En lisant Andrès, nous comprenons que les tenants des Lumières, comme Pierre du Calvet (1735-1786), polémiste français qui vécut chez nous, et le journaliste Henri-Antoine Mézière (1771-1846), natif de Montréal, comptent parmi les précurseurs des Patriotes. Gallichan n’a pas à nous contraindre à reconnaître que Papineau louait avec raison l’« inflexible intégrité » du député Pierre-Stanislas Bédard (1762-1829), défenseur avant lui de la démocratie et de la liberté d’opinion.


Mais les collaborateurs Lucille Beaudry et Marc Chevrier brouillent les cartes en rattachant la pensée de Papineau et des autres Patriotes à « un discours républicain néo-romain, distinct du libéralisme » ! Ce discours, ils l’ont trouvé chez les historiens anglo-saxons J. G. A. Pocock et Quentin Skinner, qui soutiennent l’avoir eux-mêmes discerné dans la révolution puritaine de l’Angleterre du xviie siècle.

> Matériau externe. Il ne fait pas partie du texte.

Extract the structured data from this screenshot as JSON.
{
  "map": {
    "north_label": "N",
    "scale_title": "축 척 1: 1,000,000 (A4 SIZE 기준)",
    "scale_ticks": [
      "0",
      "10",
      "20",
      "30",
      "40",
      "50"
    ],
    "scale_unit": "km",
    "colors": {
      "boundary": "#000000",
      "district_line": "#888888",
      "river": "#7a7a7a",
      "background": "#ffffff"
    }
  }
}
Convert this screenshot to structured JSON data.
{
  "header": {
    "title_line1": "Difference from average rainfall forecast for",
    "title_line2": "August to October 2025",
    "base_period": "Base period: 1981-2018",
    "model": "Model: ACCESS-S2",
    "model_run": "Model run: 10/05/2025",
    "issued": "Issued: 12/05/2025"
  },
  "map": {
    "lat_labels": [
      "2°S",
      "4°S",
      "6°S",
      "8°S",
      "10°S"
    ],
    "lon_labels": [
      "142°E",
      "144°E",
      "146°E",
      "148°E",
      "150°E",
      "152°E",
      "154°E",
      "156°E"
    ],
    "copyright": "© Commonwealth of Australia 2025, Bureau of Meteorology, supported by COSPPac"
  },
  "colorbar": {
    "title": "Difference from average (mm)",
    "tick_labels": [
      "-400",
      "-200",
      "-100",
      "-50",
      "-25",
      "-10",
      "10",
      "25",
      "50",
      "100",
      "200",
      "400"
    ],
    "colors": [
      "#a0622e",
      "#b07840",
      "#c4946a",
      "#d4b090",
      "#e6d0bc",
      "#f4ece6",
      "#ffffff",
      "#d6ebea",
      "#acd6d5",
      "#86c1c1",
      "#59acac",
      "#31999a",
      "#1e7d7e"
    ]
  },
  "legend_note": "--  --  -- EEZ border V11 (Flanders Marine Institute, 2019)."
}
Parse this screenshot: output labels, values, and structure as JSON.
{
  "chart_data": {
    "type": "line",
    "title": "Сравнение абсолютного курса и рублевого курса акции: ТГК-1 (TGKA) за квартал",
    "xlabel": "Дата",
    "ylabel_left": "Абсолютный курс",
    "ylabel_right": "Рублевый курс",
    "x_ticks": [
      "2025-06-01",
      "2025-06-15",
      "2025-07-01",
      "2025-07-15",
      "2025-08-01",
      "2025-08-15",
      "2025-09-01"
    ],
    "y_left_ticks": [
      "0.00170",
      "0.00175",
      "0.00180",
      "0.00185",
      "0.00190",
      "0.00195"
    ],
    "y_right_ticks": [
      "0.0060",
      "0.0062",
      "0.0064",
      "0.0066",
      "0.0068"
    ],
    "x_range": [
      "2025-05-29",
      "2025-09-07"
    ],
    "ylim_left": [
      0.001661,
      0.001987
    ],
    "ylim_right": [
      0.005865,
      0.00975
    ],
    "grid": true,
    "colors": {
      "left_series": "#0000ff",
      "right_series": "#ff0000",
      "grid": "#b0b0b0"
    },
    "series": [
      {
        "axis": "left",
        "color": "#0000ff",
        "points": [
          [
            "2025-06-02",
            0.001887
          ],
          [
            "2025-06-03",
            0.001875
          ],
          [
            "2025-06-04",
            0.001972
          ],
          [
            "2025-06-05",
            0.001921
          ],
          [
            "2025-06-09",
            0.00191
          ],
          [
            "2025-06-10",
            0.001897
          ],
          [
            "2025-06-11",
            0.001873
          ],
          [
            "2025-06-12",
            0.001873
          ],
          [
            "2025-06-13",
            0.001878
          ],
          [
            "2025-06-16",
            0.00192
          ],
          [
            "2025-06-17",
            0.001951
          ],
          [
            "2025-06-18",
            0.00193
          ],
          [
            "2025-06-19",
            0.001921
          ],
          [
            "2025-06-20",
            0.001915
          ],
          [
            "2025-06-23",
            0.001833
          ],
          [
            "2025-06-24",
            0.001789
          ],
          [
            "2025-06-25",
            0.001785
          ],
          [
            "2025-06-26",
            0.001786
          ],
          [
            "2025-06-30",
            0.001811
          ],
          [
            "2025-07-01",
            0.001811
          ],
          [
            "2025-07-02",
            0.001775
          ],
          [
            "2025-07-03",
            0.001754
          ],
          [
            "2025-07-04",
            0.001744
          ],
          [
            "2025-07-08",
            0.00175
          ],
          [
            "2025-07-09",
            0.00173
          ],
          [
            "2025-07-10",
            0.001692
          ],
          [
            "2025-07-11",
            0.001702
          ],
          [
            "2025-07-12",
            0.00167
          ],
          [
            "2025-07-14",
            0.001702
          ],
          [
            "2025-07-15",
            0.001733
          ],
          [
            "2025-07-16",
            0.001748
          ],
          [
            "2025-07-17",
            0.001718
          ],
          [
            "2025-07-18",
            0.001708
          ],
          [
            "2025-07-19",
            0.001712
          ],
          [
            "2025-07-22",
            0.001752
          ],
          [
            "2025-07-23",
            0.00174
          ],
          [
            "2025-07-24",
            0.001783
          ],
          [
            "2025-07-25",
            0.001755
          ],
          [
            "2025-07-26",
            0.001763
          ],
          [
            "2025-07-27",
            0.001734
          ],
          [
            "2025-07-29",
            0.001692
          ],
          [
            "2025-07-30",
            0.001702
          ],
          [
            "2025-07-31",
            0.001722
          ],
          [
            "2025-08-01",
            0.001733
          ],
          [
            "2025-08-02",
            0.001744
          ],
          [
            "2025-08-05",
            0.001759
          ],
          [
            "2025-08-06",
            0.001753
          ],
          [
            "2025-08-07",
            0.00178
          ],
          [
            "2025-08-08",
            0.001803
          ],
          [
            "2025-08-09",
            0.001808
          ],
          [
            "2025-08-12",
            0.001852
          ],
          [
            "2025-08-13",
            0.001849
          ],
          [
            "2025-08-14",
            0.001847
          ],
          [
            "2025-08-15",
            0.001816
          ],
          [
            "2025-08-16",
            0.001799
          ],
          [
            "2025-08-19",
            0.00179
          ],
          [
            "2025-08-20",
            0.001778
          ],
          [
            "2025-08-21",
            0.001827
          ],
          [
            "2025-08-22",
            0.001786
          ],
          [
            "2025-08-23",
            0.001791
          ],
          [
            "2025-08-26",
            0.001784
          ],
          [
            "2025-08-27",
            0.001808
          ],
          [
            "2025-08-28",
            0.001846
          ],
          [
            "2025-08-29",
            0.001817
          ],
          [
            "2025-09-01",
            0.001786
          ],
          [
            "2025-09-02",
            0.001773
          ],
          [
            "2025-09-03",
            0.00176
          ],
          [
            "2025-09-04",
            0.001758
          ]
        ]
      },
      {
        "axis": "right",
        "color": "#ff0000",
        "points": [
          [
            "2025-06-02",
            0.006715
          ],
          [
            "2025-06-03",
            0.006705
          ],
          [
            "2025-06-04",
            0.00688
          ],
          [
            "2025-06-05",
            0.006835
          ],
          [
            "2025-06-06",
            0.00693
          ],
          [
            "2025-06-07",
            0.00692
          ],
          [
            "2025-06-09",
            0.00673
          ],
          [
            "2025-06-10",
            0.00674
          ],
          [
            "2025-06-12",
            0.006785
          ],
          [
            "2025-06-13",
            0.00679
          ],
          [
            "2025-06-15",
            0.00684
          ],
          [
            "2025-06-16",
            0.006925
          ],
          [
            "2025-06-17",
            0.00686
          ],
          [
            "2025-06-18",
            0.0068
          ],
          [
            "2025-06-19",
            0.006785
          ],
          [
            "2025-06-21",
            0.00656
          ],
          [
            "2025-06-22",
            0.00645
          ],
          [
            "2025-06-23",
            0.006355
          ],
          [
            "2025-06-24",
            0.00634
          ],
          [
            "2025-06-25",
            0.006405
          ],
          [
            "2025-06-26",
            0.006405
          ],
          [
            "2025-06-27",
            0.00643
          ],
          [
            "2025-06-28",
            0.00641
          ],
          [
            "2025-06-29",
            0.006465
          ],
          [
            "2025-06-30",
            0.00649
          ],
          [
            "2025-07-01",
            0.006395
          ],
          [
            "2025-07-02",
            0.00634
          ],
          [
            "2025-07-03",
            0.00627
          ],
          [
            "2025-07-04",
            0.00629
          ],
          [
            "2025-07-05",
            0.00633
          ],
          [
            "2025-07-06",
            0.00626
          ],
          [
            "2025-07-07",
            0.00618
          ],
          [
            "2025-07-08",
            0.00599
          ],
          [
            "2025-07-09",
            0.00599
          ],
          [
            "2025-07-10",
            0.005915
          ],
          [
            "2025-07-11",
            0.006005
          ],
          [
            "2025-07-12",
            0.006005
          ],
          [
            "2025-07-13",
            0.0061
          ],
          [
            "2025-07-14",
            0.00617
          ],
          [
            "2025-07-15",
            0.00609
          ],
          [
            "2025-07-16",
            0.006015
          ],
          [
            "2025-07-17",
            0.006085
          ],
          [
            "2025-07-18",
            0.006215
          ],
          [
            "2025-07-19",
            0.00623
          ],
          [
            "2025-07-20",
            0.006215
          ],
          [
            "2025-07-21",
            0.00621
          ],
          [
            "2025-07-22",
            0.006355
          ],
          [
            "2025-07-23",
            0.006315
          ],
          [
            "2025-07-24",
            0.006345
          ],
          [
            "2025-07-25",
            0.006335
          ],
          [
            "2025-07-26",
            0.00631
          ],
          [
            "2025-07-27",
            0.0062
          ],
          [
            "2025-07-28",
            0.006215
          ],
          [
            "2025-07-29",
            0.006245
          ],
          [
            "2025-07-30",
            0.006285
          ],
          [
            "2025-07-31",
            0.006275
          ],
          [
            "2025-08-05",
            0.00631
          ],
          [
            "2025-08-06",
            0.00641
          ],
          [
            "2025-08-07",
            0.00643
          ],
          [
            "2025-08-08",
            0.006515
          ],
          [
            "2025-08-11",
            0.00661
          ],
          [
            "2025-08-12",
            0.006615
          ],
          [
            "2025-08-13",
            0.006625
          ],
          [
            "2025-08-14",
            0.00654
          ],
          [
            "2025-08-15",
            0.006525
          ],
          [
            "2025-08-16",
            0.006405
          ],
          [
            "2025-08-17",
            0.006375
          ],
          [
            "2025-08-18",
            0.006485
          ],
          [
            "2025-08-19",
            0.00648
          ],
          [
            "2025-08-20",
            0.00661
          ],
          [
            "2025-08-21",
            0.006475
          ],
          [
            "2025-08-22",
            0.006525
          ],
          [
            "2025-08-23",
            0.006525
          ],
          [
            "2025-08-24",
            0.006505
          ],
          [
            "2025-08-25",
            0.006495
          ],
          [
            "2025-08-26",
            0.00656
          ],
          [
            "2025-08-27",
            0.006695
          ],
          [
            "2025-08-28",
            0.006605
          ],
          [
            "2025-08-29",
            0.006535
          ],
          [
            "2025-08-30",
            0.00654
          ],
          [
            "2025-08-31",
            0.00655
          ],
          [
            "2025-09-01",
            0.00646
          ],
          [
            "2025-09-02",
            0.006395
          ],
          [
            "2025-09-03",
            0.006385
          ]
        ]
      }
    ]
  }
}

Nos deux politologues de l’UQAM avouent se permettre ainsi une « relecture » des thèmes de 1837. Ils prétendent la faire « par-delà l’antagonisme entre le conservatisme et le libéralisme qui a pendant si longtemps caractérisé les interprétations de notre histoire ». À quoi ressemble ce républicanisme « néo-romain » qu’ils contemplent et qui ensorcelle également Courtois, l’instigateur du livre ?


À une attitude qui assimile « la vertu à la virilité », répond Stéphane Kelly, le plus clair des collaborateurs, en s’appuyant sur l’historien américain Lance Banning. Il précise : « C’est une éthique acharnée, querelleuse, combative. » Ne s’agit-il pas du jacobinisme, ce républicanisme autoritaire ? Mais oui !


Kelly déplore que, « dans un monde enivré de libéralisme », les jacobins servent aujourd’hui de repoussoirs par opposition aux libéraux. Il est proche d’Éric Bédard, qui, dans sa contribution, félicite Louis-Georges Harvey (dont la prose figure aussi dans le livre) « d’avoir tourné le dos » à l’« épistémologie du progrès » et au « grand “métarécit” libéral » en démontrant « la forte teneur républicaine du discours patriote ».


Ils sont au moins six à insinuer que l’insurrection de 1837-1838 fut conservatrice sans avoir le courage d’énoncer clairement leur chimère.